Живая вещь (страница 18)
Он не только был перфекционист во всём, что касалось формы произведений, он ещё имел убеждения, довольно жёсткие и обязывающие, в части сюжетов. Он полагал, например, что английская драматургия поднимется на новый уровень, если сознательно станет браться за большие темы, темы, обладающие общественной значимостью и философским весом. Разумеется, он не был предшественником так называемой «социально-ангажированной» драмы с её сиюминутными задачами – его волновало честолюбивое проникновение в неведомые пределы, битва больших смыслов. Слишком часто современное искусство вещало о самом себе, отдавало излишней интравертированностью, а то и нарциссизмом. К Александру внезапно стали относиться как к видному драматургу, эта мгновенная слава застала его врасплох, поколебала его привычки. Весь круг людей, с которыми он состоял в переписке, – литагенты, режиссёры, группы актёров, журналисты, студенты, преподаватели – воспринимали его как крупного автора и с нетерпением ждали, какова же будет его следующая вещь. Поскольку настроен он был самым серьёзным и нравственным образом, эти чужие ожидания лишь усугубляли его беспокойство по поводу будущего сюжета. Какое-то время он поиграл в уме с эпохой Мюнхенского договора, когда принимались – причём не всегда верно – решения, обусловившие сегодняшнюю жизнь в его мире. Однако ощутил, что, возможно, события 1938 года кажутся всё ещё слишком близкими, чтобы отчётливо их разглядеть, слишком крупными, злыми и сложными – чтоб нанести их художественным слоем. (Подобная точка зрения может показаться странной в более позднее время, когда Фолклендская война, не успев закончиться, становится материалом для телефильмов, когда вдова убиенного президента изображается – при жизни – в полную величину в эпической картине на большом экране.) У Александра сложился было и другой план – соорудить пьесу о ложносолнечном времени перед Первой мировой. Спародировать поэзию пасущихся коровок, идиллию зелёных лужаек перед домом приходского священника, восторг лисьей охоты и, наконец, любовную романтику. Процитировать стихи «окопных поэтов»[52]. Но и это намерение дало осечку, то ли вмешался долг гостя Ма-Кабестань перед трубадуром, то ли, от здешнего солнца и вина или просто от большого расстояния, английские лужайки уплыли куда-то в безвестную даль.
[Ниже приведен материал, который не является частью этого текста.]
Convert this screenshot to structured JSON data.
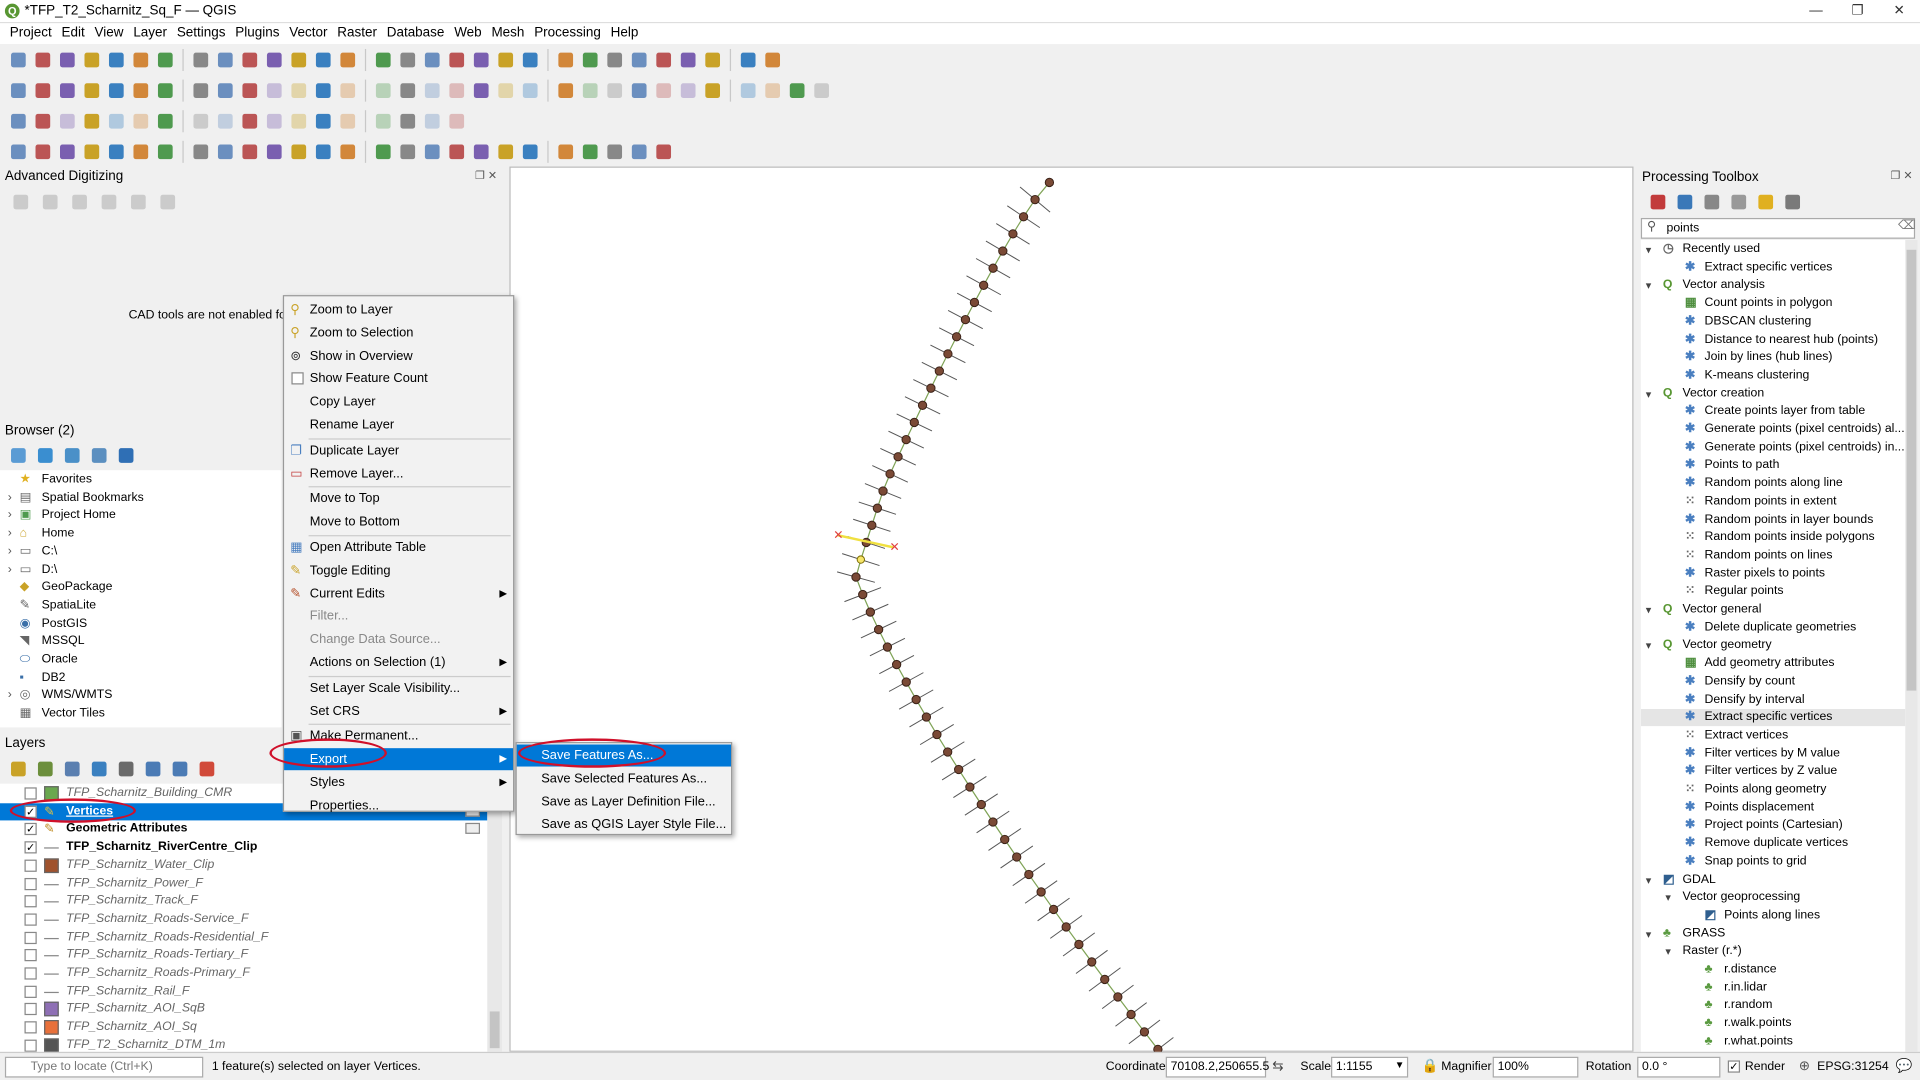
{
  "window": {
    "title": "*TFP_T2_Scharnitz_Sq_F — QGIS",
    "controls": [
      "—",
      "❐",
      "✕"
    ]
  },
  "menu": [
    "Project",
    "Edit",
    "View",
    "Layer",
    "Settings",
    "Plugins",
    "Vector",
    "Raster",
    "Database",
    "Web",
    "Mesh",
    "Processing",
    "Help"
  ],
  "advanced_digitizing": {
    "title": "Advanced Digitizing",
    "message": "CAD tools are not enabled for th"
  },
  "browser": {
    "title": "Browser (2)",
    "items": [
      "Favorites",
      "Spatial Bookmarks",
      "Project Home",
      "Home",
      "C:\\",
      "D:\\",
      "GeoPackage",
      "SpatiaLite",
      "PostGIS",
      "MSSQL",
      "Oracle",
      "DB2",
      "WMS/WMTS",
      "Vector Tiles"
    ]
  },
  "layers": {
    "title": "Layers",
    "items": [
      {
        "name": "TFP_Scharnitz_Building_CMR",
        "checked": false,
        "style": "italic",
        "swatch": "#6aa84f"
      },
      {
        "name": "Vertices",
        "checked": true,
        "style": "selected",
        "swatch": ""
      },
      {
        "name": "Geometric Attributes",
        "checked": true,
        "style": "bold",
        "swatch": ""
      },
      {
        "name": "TFP_Scharnitz_RiverCentre_Clip",
        "checked": true,
        "style": "bold",
        "swatch": ""
      },
      {
        "name": "TFP_Scharnitz_Water_Clip",
        "checked": false,
        "style": "italic",
        "swatch": "#a0522d"
      },
      {
        "name": "TFP_Scharnitz_Power_F",
        "checked": false,
        "style": "italic",
        "swatch": ""
      },
      {
        "name": "TFP_Scharnitz_Track_F",
        "checked": false,
        "style": "italic",
        "swatch": ""
      },
      {
        "name": "TFP_Scharnitz_Roads-Service_F",
        "checked": false,
        "style": "italic",
        "swatch": ""
      },
      {
        "name": "TFP_Scharnitz_Roads-Residential_F",
        "checked": false,
        "style": "italic",
        "swatch": ""
      },
      {
        "name": "TFP_Scharnitz_Roads-Tertiary_F",
        "checked": false,
        "style": "italic",
        "swatch": ""
      },
      {
        "name": "TFP_Scharnitz_Roads-Primary_F",
        "checked": false,
        "style": "italic",
        "swatch": ""
      },
      {
        "name": "TFP_Scharnitz_Rail_F",
        "checked": false,
        "style": "italic",
        "swatch": ""
      },
      {
        "name": "TFP_Scharnitz_AOI_SqB",
        "checked": false,
        "style": "italic",
        "swatch": "#8e6fb5"
      },
      {
        "name": "TFP_Scharnitz_AOI_Sq",
        "checked": false,
        "style": "italic",
        "swatch": "#e8703a"
      },
      {
        "name": "TFP_T2_Scharnitz_DTM_1m",
        "checked": false,
        "style": "italic",
        "swatch": "#555"
      }
    ]
  },
  "context_menu": [
    {
      "label": "Zoom to Layer",
      "icon": "zoom-icon"
    },
    {
      "label": "Zoom to Selection",
      "icon": "zoom-selection-icon"
    },
    {
      "label": "Show in Overview",
      "icon": "overview-icon"
    },
    {
      "label": "Show Feature Count",
      "icon": "checkbox"
    },
    {
      "label": "Copy Layer"
    },
    {
      "label": "Rename Layer"
    },
    {
      "sep": true
    },
    {
      "label": "Duplicate Layer",
      "icon": "duplicate-icon"
    },
    {
      "label": "Remove Layer...",
      "icon": "remove-icon"
    },
    {
      "sep": true
    },
    {
      "label": "Move to Top"
    },
    {
      "label": "Move to Bottom"
    },
    {
      "sep": true
    },
    {
      "label": "Open Attribute Table",
      "icon": "table-icon"
    },
    {
      "label": "Toggle Editing",
      "icon": "pencil-icon"
    },
    {
      "label": "Current Edits",
      "icon": "edits-icon",
      "sub": true
    },
    {
      "label": "Filter...",
      "disabled": true
    },
    {
      "label": "Change Data Source...",
      "disabled": true
    },
    {
      "label": "Actions on Selection (1)",
      "sub": true
    },
    {
      "sep": true
    },
    {
      "label": "Set Layer Scale Visibility..."
    },
    {
      "label": "Set CRS",
      "sub": true
    },
    {
      "sep": true
    },
    {
      "label": "Make Permanent...",
      "icon": "save-icon"
    },
    {
      "label": "Export",
      "sub": true,
      "selected": true
    },
    {
      "label": "Styles",
      "sub": true
    },
    {
      "label": "Properties..."
    }
  ],
  "export_submenu": [
    "Save Features As...",
    "Save Selected Features As...",
    "Save as Layer Definition File...",
    "Save as QGIS Layer Style File..."
  ],
  "processing": {
    "title": "Processing Toolbox",
    "search": "points",
    "tree": [
      {
        "label": "Recently used",
        "level": 0,
        "icon": "clock"
      },
      {
        "label": "Extract specific vertices",
        "level": 1,
        "icon": "gear"
      },
      {
        "label": "Vector analysis",
        "level": 0,
        "icon": "q"
      },
      {
        "label": "Count points in polygon",
        "level": 1,
        "icon": "algo"
      },
      {
        "label": "DBSCAN clustering",
        "level": 1,
        "icon": "gear"
      },
      {
        "label": "Distance to nearest hub (points)",
        "level": 1,
        "icon": "gear"
      },
      {
        "label": "Join by lines (hub lines)",
        "level": 1,
        "icon": "gear"
      },
      {
        "label": "K-means clustering",
        "level": 1,
        "icon": "gear"
      },
      {
        "label": "Vector creation",
        "level": 0,
        "icon": "q"
      },
      {
        "label": "Create points layer from table",
        "level": 1,
        "icon": "gear"
      },
      {
        "label": "Generate points (pixel centroids) al...",
        "level": 1,
        "icon": "gear"
      },
      {
        "label": "Generate points (pixel centroids) in...",
        "level": 1,
        "icon": "gear"
      },
      {
        "label": "Points to path",
        "level": 1,
        "icon": "gear"
      },
      {
        "label": "Random points along line",
        "level": 1,
        "icon": "gear"
      },
      {
        "label": "Random points in extent",
        "level": 1,
        "icon": "dots"
      },
      {
        "label": "Random points in layer bounds",
        "level": 1,
        "icon": "gear"
      },
      {
        "label": "Random points inside polygons",
        "level": 1,
        "icon": "dots"
      },
      {
        "label": "Random points on lines",
        "level": 1,
        "icon": "dots"
      },
      {
        "label": "Raster pixels to points",
        "level": 1,
        "icon": "gear"
      },
      {
        "label": "Regular points",
        "level": 1,
        "icon": "dots"
      },
      {
        "label": "Vector general",
        "level": 0,
        "icon": "q"
      },
      {
        "label": "Delete duplicate geometries",
        "level": 1,
        "icon": "gear"
      },
      {
        "label": "Vector geometry",
        "level": 0,
        "icon": "q"
      },
      {
        "label": "Add geometry attributes",
        "level": 1,
        "icon": "algo"
      },
      {
        "label": "Densify by count",
        "level": 1,
        "icon": "gear"
      },
      {
        "label": "Densify by interval",
        "level": 1,
        "icon": "gear"
      },
      {
        "label": "Extract specific vertices",
        "level": 1,
        "icon": "gear",
        "hl": true
      },
      {
        "label": "Extract vertices",
        "level": 1,
        "icon": "dots"
      },
      {
        "label": "Filter vertices by M value",
        "level": 1,
        "icon": "gear"
      },
      {
        "label": "Filter vertices by Z value",
        "level": 1,
        "icon": "gear"
      },
      {
        "label": "Points along geometry",
        "level": 1,
        "icon": "dots"
      },
      {
        "label": "Points displacement",
        "level": 1,
        "icon": "gear"
      },
      {
        "label": "Project points (Cartesian)",
        "level": 1,
        "icon": "gear"
      },
      {
        "label": "Remove duplicate vertices",
        "level": 1,
        "icon": "gear"
      },
      {
        "label": "Snap points to grid",
        "level": 1,
        "icon": "gear"
      },
      {
        "label": "GDAL",
        "level": 0,
        "icon": "gdal"
      },
      {
        "label": "Vector geoprocessing",
        "level": 1,
        "icon": "none",
        "expander": true
      },
      {
        "label": "Points along lines",
        "level": 2,
        "icon": "gdal"
      },
      {
        "label": "GRASS",
        "level": 0,
        "icon": "grass"
      },
      {
        "label": "Raster (r.*)",
        "level": 1,
        "icon": "none",
        "expander": true
      },
      {
        "label": "r.distance",
        "level": 2,
        "icon": "grass"
      },
      {
        "label": "r.in.lidar",
        "level": 2,
        "icon": "grass"
      },
      {
        "label": "r.random",
        "level": 2,
        "icon": "grass"
      },
      {
        "label": "r.walk.points",
        "level": 2,
        "icon": "grass"
      },
      {
        "label": "r.what.points",
        "level": 2,
        "icon": "grass"
      }
    ]
  },
  "status": {
    "locate_placeholder": "Type to locate (Ctrl+K)",
    "message": "1 feature(s) selected on layer Vertices.",
    "coordinate_label": "Coordinate",
    "coordinate": "70108.2,250655.5",
    "scale_label": "Scale",
    "scale": "1:1155",
    "magnifier_label": "Magnifier",
    "magnifier": "100%",
    "rotation_label": "Rotation",
    "rotation": "0.0 °",
    "render_label": "Render",
    "crs": "EPSG:31254"
  },
  "colors": {
    "accent": "#0078d7",
    "highlight_ring": "#d0102a",
    "vertex": "#7a4a36",
    "line": "#7fa356"
  }
}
И был у него ещё один, странный замысел, который поначалу подступил несмело (особых намерений или желания писать об этом у него не было), – но теперь всё более навязчиво завладевал всем его сознанием. Ему вдруг пришла блажь: облечь в ткань драматического действия размолвку между Полем Гогеном и Винсентом Ван Гогом, в стенах Жёлтого дома в Арле.
Работа началась, подобно робким поползновениям Фредерики на прозу, со своего рода экскурсии. Он съездил в Арль, прошёлся по римскому некрополю Алискампу. Жёлтый дом не уцелел, его поглотила железная дорога, однако малопримечательная, неопределённая территория между железной дорогой XIX века и древнеримскими саркофагами в их «Елисейских полях» – сохранилась. Ван Гог поделил свою картину «Жёлтый дом» по диагонали мягкой, грязновато-коричневой линией – та же самая линия, глинистый валок отсутствующей канавы, до сих пор присутствовала в действительности. У Кроу было новое издание писем Ван Гога в переводе на английский, Александр одолжил эту книжку и почитывал её в постели. Нашёлся и экземпляр гогеновских записок «Avant et Après»[53], где эпизод в Жёлтом доме изложен с точки зрения Гогена: попытка высокомерной снисходительности мешается у Гогена с каким-то тревожным заискиванием в будущем читателе, чтоб мир, чего доброго, не обманулся по поводу того, кто из двоих главнее, кто влиятельнее, кто великий художник.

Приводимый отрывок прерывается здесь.